Ask HN: Considering moving to a Mac - development pros and cons?
My Windows 7 laptop of 3.5 years is starting to get a bit flaky. I have been considering making the move to a mac for development, but have heard that they are not necessarily my best bet for development. I am also not sure what to think about Windows 8 yet.
I do a variety of Java/J2EE (for work, don't judge!) as well as various web development and am looking to get into Ruby as well.
What OS/hardware would you recommend for a general purpose development machine?
19 comments
[ 4.9 ms ] story [ 69.1 ms ] threadI love the hardware of my macbook pro, but being a windows user my whole life took plenty of awkward forehead banging. Now I tend to do all of my development on it and leave my windows 7 machine relatively untouched (although I'm hooking up an external monitor to it tonight).
For me the biggest issue in this area is profiling. Solaris Studio is the best Java profiler I've tried, and I believe it is not available on Macs. This is the thing that really pushed me off the Mac for Java development.
Why not Linux on bare metal? VMs are convenient, and I find that multimedia, VPNs, wireless networking, work better on the Mac.
Previously, I had a 17" Dell Core2Duo. It worked fine for development, but it's a boat anchor and had to go.
It downloads and installs multiple versions of windows VM for Virtualbox with IE6-9. It also installs reset points so when the activation is up you can just reset all your VMs and use them again until activation is up.
It's really useful if you do web development with a need to test on IE.
The only real exception to this is if you're using a fully microsoft-centered stack, like windows development with C# and such. Their internal dev ecosystem is pretty good.
I got a 11" MacBook air, and aside from the small drive space, I think it is fine for coding, assuming you'll regularly be hooking it up to an external monitor and keyboard. I actually code on the machine without external tools, but like I said, it isn't my main machine.
On the other side, with Windows laptops now having touch screens, I'd struggle to recommend a mac until they do to.
From 2006 to 2008 I did everything except development (only some web dev stuff) on an Apple Macbook. It was a really good product, excellent font rendering at the time, stuff just worked. Well there was some pain with using fink/darwinports and rails etc. back in the day, but I think that is a solved problem today with Homebrew.
During 2011 I also had a contract where I did C# development in Windows 7 on a high-end Dell Inspiron with an i5 and 8GB RAM and a 160 GB Intel SSD. This worked fine too even though Visual Studio was still slow on our rather big project.
For a general purpose development machine today I'd look at lots of RAM, i.e. at least 8GB, at least a good i5 cpu, and an excellent screen with at least 1920x1080 and I prefer matte displays for development. Good full-size keyboard too. SSD is nice too, but at least on Dells it probably cheaper to replace the disk yourself.

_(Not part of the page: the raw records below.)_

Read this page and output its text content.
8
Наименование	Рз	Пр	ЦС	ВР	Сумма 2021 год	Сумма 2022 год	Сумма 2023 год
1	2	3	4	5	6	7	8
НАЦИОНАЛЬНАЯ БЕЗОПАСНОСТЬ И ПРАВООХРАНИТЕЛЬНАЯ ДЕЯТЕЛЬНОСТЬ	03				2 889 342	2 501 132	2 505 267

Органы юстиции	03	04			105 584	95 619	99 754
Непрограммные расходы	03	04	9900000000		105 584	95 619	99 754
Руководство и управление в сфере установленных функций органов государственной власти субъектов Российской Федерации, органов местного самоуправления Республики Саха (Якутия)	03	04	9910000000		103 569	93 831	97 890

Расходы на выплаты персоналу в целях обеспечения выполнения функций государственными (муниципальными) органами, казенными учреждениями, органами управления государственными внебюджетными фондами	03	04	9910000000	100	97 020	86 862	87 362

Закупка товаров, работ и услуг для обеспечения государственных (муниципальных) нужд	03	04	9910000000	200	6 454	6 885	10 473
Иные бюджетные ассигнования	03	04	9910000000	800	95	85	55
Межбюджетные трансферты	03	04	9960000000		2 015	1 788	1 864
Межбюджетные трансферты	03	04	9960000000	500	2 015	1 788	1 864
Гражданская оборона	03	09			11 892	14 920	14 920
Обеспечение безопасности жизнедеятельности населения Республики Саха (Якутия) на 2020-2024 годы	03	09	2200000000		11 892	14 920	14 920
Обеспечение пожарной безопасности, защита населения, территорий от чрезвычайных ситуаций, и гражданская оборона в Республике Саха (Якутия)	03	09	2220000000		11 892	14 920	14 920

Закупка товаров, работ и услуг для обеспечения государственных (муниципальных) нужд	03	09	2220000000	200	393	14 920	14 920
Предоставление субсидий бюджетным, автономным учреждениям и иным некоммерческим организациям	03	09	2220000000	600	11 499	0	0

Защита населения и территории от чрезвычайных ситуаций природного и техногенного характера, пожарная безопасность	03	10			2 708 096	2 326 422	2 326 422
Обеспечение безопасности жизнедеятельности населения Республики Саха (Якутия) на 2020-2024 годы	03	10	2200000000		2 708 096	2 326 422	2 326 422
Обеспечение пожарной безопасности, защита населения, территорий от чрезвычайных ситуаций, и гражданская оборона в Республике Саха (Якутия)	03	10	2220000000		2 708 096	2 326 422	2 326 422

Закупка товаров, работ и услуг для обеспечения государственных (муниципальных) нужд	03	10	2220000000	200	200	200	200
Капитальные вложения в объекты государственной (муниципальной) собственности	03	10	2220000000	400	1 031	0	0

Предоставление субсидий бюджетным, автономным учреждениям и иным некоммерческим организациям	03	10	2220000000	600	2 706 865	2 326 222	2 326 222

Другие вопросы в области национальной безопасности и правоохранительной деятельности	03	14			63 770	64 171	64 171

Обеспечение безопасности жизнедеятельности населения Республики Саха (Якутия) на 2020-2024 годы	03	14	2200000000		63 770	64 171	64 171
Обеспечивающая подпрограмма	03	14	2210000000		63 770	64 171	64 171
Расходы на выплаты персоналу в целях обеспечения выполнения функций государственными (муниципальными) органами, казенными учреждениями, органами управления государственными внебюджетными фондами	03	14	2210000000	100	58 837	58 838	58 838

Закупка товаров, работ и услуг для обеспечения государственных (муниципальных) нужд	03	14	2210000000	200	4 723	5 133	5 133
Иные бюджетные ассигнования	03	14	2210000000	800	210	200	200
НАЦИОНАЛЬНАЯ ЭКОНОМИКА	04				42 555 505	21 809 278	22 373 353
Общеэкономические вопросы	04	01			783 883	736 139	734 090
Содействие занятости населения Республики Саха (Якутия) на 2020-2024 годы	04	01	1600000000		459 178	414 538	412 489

If a laptop, some people like to have a docking station that is able to drive two external displays. I don't, mainly because my M4500 display is so much better than the glossy cheap external displays I have access to at work.
If you can afford it the 15" Macbook Pro with a Retina display is pretty sweet.
Having used Linux+Mac+Windows the last couple of years has given me the knowledge to be able to get work done on all of these platforms, and debunk FUD about why a specific plaform sucks/rules. I think that is an argument to switch platform every now and then.
I upgraded an existing machine from 7 to 8. It was mostly painless. The only real PITA was no upgrade path for XP mode which I used for an old version of a shrinkwrap application. Because my machine is too old for Hyper-V, I had to create a new VM, load windows and then reinstall it.
On the other hand, my workflow under Windows 8 is at least equivalent. The characterization of Windows 8 as touch centric is misleading - it is designed to run well from a keyboard.
... for one thing I never got over the fact that I can't right click and create a file of a certain extension in the macfinder,and then open it like you can on windows. Why do I have to have an application open before I can create a file using the UI (I know it can't be done from the command line). Small things like that annoyed me enough to remain on windows.
If I'm gonna switch to a linux, might as well be onto a CentOS or Ubuntu box.
that said, having the terminal baked in as part of the OS is quite nice
Homebrew is pretty handy. Not having to muck around with cygwin or some other command line addon in Windows has been quite nice.
just figure out whether you are using any software which comes only for windows (you will need to find a replacement for that), but my guess is that there will be none.
Rest, obviously there will be hiccups but eventually you will love it.